You should also make sure you’re taking good care of your health- if you’re a smoker, quit! If you use alcohol or drugs, stop! If you don’t have a healthy diet, start making conscious decisions to eat more nutritiously and make sure you’re getting enough of some essential nutrients, like folic acid (which decreases the chance of having a baby with serious brain or spinal cord defects).

ADOPTION

Many people, not just teenagers, choose adoption. Carrying your baby to term, delivering it and officially giving the baby to adoptive parents are the basic steps in adoption.

Some adoptions are open, which means you can choose the parents.  Others are closed, which means someone else, like an adoption agency, chooses the adoptive parents and you have no further contact with the parents or the child. Adoption is not an easy choice to make.  Some mothers feel satisfied their baby is going to a good, loving home. Others may know their children are going to good homes, but feel a deep sense of loss.

ABORTION

Ending a pregnancy is not an easy decision and while it may not be the right decision for some, it can be for others. Ending the pregnancy might be an emotionally difficult decision.  If it’s an option you might be considering, you should try to sort out your feelings about it as soon as possible. (Most abortions occur by 12 weeks into the pregnancy, unless there are unusual circumstances.)
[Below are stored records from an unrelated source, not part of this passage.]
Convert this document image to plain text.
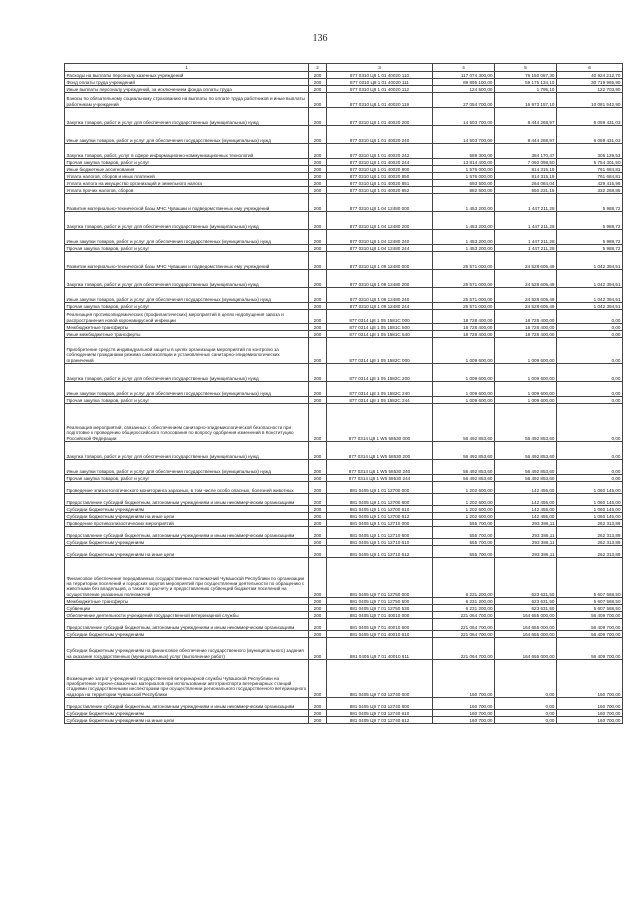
136
1	2	3	4	5	6
Расходы на выплаты персоналу казенных учреждений	200	877 0310 Ц8 1 01 40020 110	117 074 300,00	76 150 087,30	40 924 212,70
Фонд оплаты труда учреждений	200	877 0310 Ц8 1 01 40020 111	89 895 100,00	59 175 134,10	30 719 965,90
Иные выплаты персоналу учреждений, за исключением фонда оплаты труда	200	877 0310 Ц8 1 01 40020 112	124 500,00	1 795,10	122 703,90
Взносы по обязательному социальному страхованию на выплаты по оплате труда работников и иные выплаты работникам учреждений	200	877 0310 Ц8 1 01 40020 119	27 054 700,00	16 973 157,10	10 081 542,90
Закупка товаров, работ и услуг для обеспечения государственных (муниципальных) нужд	200	877 0310 Ц8 1 01 40020 200	14 503 700,00	8 444 268,97	6 059 431,03
Иные закупки товаров, работ и услуг для обеспечения государственных (муниципальных) нужд	200	877 0310 Ц8 1 01 40020 240	14 503 700,00	8 444 268,97	6 059 431,03
Закупка товаров, работ, услуг в сфере информационно-коммуникационных технологий	200	877 0310 Ц8 1 01 40020 242	689 300,00	384 170,47	305 129,53
Прочая закупка товаров, работ и услуг	200	877 0310 Ц8 1 01 40020 244	13 814 400,00	7 060 098,50	5 754 301,50
Иные бюджетные ассигнования	200	877 0310 Ц8 1 01 40020 800	1 576 000,00	814 315,19	761 684,81
Уплата налогов, сборов и иных платежей	200	877 0310 Ц8 1 01 40020 850	1 576 000,00	814 315,19	761 684,81
Уплата налога на имущество организаций и земельного налога	200	877 0310 Ц8 1 01 40020 851	693 500,00	264 084,04	429 415,96
Уплата прочих налогов, сборов	200	877 0310 Ц8 1 01 40020 852	882 500,00	550 231,15	332 268,85
Развитие материально-технической базы МЧС Чувашии и подведомственных ему учреждений	200	877 0310 Ц8 1 04 12480 000	1 453 200,00	1 447 211,28	5 988,72
Закупка товаров, работ и услуг для обеспечения государственных (муниципальных) нужд	200	877 0310 Ц8 1 04 12480 200	1 453 200,00	1 447 211,28	5 988,72
Иные закупки товаров, работ и услуг для обеспечения государственных (муниципальных) нужд	200	877 0310 Ц8 1 04 12480 240	1 453 200,00	1 447 211,28	5 988,72
Прочая закупка товаров, работ и услуг	200	877 0310 Ц8 1 04 12480 244	1 453 200,00	1 447 211,28	5 988,72
Развитие материально-технической базы МЧС Чувашии и подведомственных ему учреждений	200	877 0310 Ц8 1 09 12480 000	25 571 000,00	24 528 605,49	1 042 394,51
Закупка товаров, работ и услуг для обеспечения государственных (муниципальных) нужд	200	877 0310 Ц8 1 09 12480 200	25 571 000,00	24 528 605,49	1 042 394,51
Иные закупки товаров, работ и услуг для обеспечения государственных (муниципальных) нужд	200	877 0310 Ц8 1 09 12480 240	25 571 000,00	24 528 605,49	1 042 394,51
Прочая закупка товаров, работ и услуг	200	877 0310 Ц8 1 09 12480 244	25 571 000,00	24 528 605,49	1 042 394,51
Реализация противоэпидемических (профилактических) мероприятий в целях недопущения завоза и распространения новой коронавирусной инфекции	200	877 0314 Ц8 1 05 1581С 000	18 728 400,00	18 728 400,00	0,00
Межбюджетные трансферты	200	877 0314 Ц8 1 05 1581С 500	18 728 400,00	18 728 400,00	0,00
Иные межбюджетные трансферты	200	877 0314 Ц8 1 05 1581С 540	18 728 400,00	18 728 400,00	0,00
Приобретение средств индивидуальной защиты в целях организации мероприятий по контролю за соблюдением гражданами режима самоизоляции и установленных санитарно-эпидемиологических ограничений	200	877 0314 Ц8 1 05 1582С 000	1 009 600,00	1 009 600,00	0,00
Закупка товаров, работ и услуг для обеспечения государственных (муниципальных) нужд	200	877 0314 Ц8 1 05 1582С 200	1 009 600,00	1 009 600,00	0,00
Иные закупки товаров, работ и услуг для обеспечения государственных (муниципальных) нужд	200	877 0314 Ц8 1 05 1582С 240	1 009 600,00	1 009 600,00	0,00
Прочая закупка товаров, работ и услуг	200	877 0314 Ц8 1 05 1582С 244	1 009 600,00	1 009 600,00	0,00
Реализация мероприятий, связанных с обеспечением санитарно-эпидемиологической безопасности при подготовке к проведению общероссийского голосования по вопросу одобрения изменений в Конституцию Российской Федерации	200	877 0314 Ц8 1 W5 58530 000	56 492 853,60	56 492 853,60	0,00
Закупка товаров, работ и услуг для обеспечения государственных (муниципальных) нужд	200	877 0314 Ц8 1 W5 58530 200	56 492 853,60	56 492 853,60	0,00
Иные закупки товаров, работ и услуг для обеспечения государственных (муниципальных) нужд	200	877 0314 Ц8 1 W5 58530 240	56 492 853,60	56 492 853,60	0,00
Прочая закупка товаров, работ и услуг	200	877 0314 Ц8 1 W5 58530 244	56 492 853,60	56 492 853,60	0,00
Проведение эпизоотологического мониторинга заразных, в том числе особо опасных, болезней животных	200	881 0405 Ц9 1 01 12700 000	1 202 600,00	142 455,00	1 060 145,00
Предоставление субсидий бюджетным, автономным учреждениям и иным некоммерческим организациям	200	881 0405 Ц9 1 01 12700 600	1 202 600,00	142 455,00	1 060 145,00
Субсидии бюджетным учреждениям	200	881 0405 Ц9 1 01 12700 610	1 202 600,00	142 455,00	1 060 145,00
Субсидии бюджетным учреждениям на иные цели	200	881 0405 Ц9 1 01 12700 612	1 202 600,00	142 455,00	1 060 145,00
Проведение противоэпизоотических мероприятий	200	881 0405 Ц9 1 01 12710 000	555 700,00	293 386,11	262 313,89
Предоставление субсидий бюджетным, автономным учреждениям и иным некоммерческим организациям	200	881 0405 Ц9 1 01 12710 600	555 700,00	293 386,11	262 313,89
Субсидии бюджетным учреждениям	200	881 0405 Ц9 1 01 12710 610	555 700,00	293 386,11	262 313,89
Субсидии бюджетным учреждениям на иные цели	200	881 0405 Ц9 1 01 12710 612	555 700,00	293 386,11	262 313,89
Финансовое обеспечение передаваемых государственных полномочий Чувашской Республики по организации на территории поселений и городских округов мероприятий при осуществлении деятельности по обращению с животными без владельцев, а также по расчету и предоставлению субвенций бюджетам поселений на осуществление указанных полномочий	200	881 0405 Ц9 7 01 12750 000	6 231 200,00	623 631,50	5 607 568,50
Межбюджетные трансферты	200	881 0405 Ц9 7 01 12750 500	6 231 200,00	623 631,50	5 607 568,50
Субвенции	200	881 0405 Ц9 7 01 12750 530	6 231 200,00	623 631,50	5 607 568,50
Обеспечение деятельности учреждений государственной ветеринарной службы	200	881 0405 Ц9 7 01 40010 000	221 064 700,00	164 655 000,00	56 409 700,00
Предоставление субсидий бюджетным, автономным учреждениям и иным некоммерческим организациям	200	881 0405 Ц9 7 01 40010 600	221 064 700,00	164 655 000,00	56 409 700,00
Субсидии бюджетным учреждениям	200	881 0405 Ц9 7 01 40010 610	221 064 700,00	164 655 000,00	56 409 700,00
Субсидии бюджетным учреждениям на финансовое обеспечение государственного (муниципального) задания на оказание государственных (муниципальных) услуг (выполнение работ)	200	881 0405 Ц9 7 01 40010 611	221 064 700,00	164 655 000,00	56 409 700,00
Возмещение затрат учреждений государственной ветеринарной службы Чувашской Республики на приобретение горюче-смазочных материалов при использовании автотранспорта ветеринарных станций стадиями государственными инспекторами при осуществлении регионального государственного ветеринарного надзора на территории Чувашской Республики	200	881 0405 Ц9 7 03 12740 000	160 700,00	0,00	160 700,00
Предоставление субсидий бюджетным, автономным учреждениям и иным некоммерческим организациям	200	881 0405 Ц9 7 03 12740 600	160 700,00	0,00	160 700,00
Субсидии бюджетным учреждениям	200	881 0405 Ц9 7 03 12740 610	160 700,00	0,00	160 700,00
Субсидии бюджетным учреждениям на иные цели	200	881 0405 Ц9 7 03 12740 612	160 700,00	0,00	160 700,00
As far as your physical health is concerned, as long as you seek abortion services from a licensed healthcare provider, the procedure is usually very safe. In Washington State, you may get an abortion without needing the consent of your parents. For information about abortion services you can confidentially access without your parents’ consent, visit the minor’s legal rights to confidential health care.

HOW DO YOU DECIDE?

None of the options are easy solutions. Regardless of what option you’re considering, you need to remember that this is your decision to make, though some people find it helpful to talk it through with someone else.  It may seem scary, but talking to a parent or guardian may be helpful when you’re dealing with such a major, lifelong decision. If this isn’t an option for you, seek out a trusted friend or other adult (like a relative, teacher, school counselor or healthcare provider) to provide support, to listen and to help you sort through your feelings and concerns without pressuring you in any way. If you can’t find someone around you that you can trust or you just need more information or help before making a decision, try one of the following resources:

Planned Parenthood of Greater Washington and Northern Idaho – 1.866.904.7721
Family planning counseling and birth control, on-site pharmacy, emergency contraception, pregnancy testing and options counseling, gynecologic care (annual exams, pelvic exams), cervical cancer screening and follow-up services, STI (sexually transmitted infection) testing and treatment, HIV testing and treatment, men’s reproductive medical exams, safer sex counseling, vasectomy, and referrals for specialized care.

Open Adoption Services – 509.328.6274
Infant & young child placement, closed confidential adoption, attachment therapy, home studies and general adoption counseling.

iChoice Sexual Wellness and Pregnancy Resource Center – 509.327.0701
STD testing and treatment, pelvic exams (no contraceptives or family planning), post abortion care and counseling, pregnancy testing, first trimester ultrasound and prenatal care, and parenting classes.

C.A.P.A. (Childbirth and Parenting Assistance) – 509.325.7667
Single parent counseling (pregnancy & post-partum), doula mentor project, childbirth education/preparation classes, volunteer labor coaches, “Bringing Up Baby” parenting education, infant massage, playgroups, clothing bank, emergency diapers, the Annual Birthmother’s Mass and Luncheon, and referrals as needed.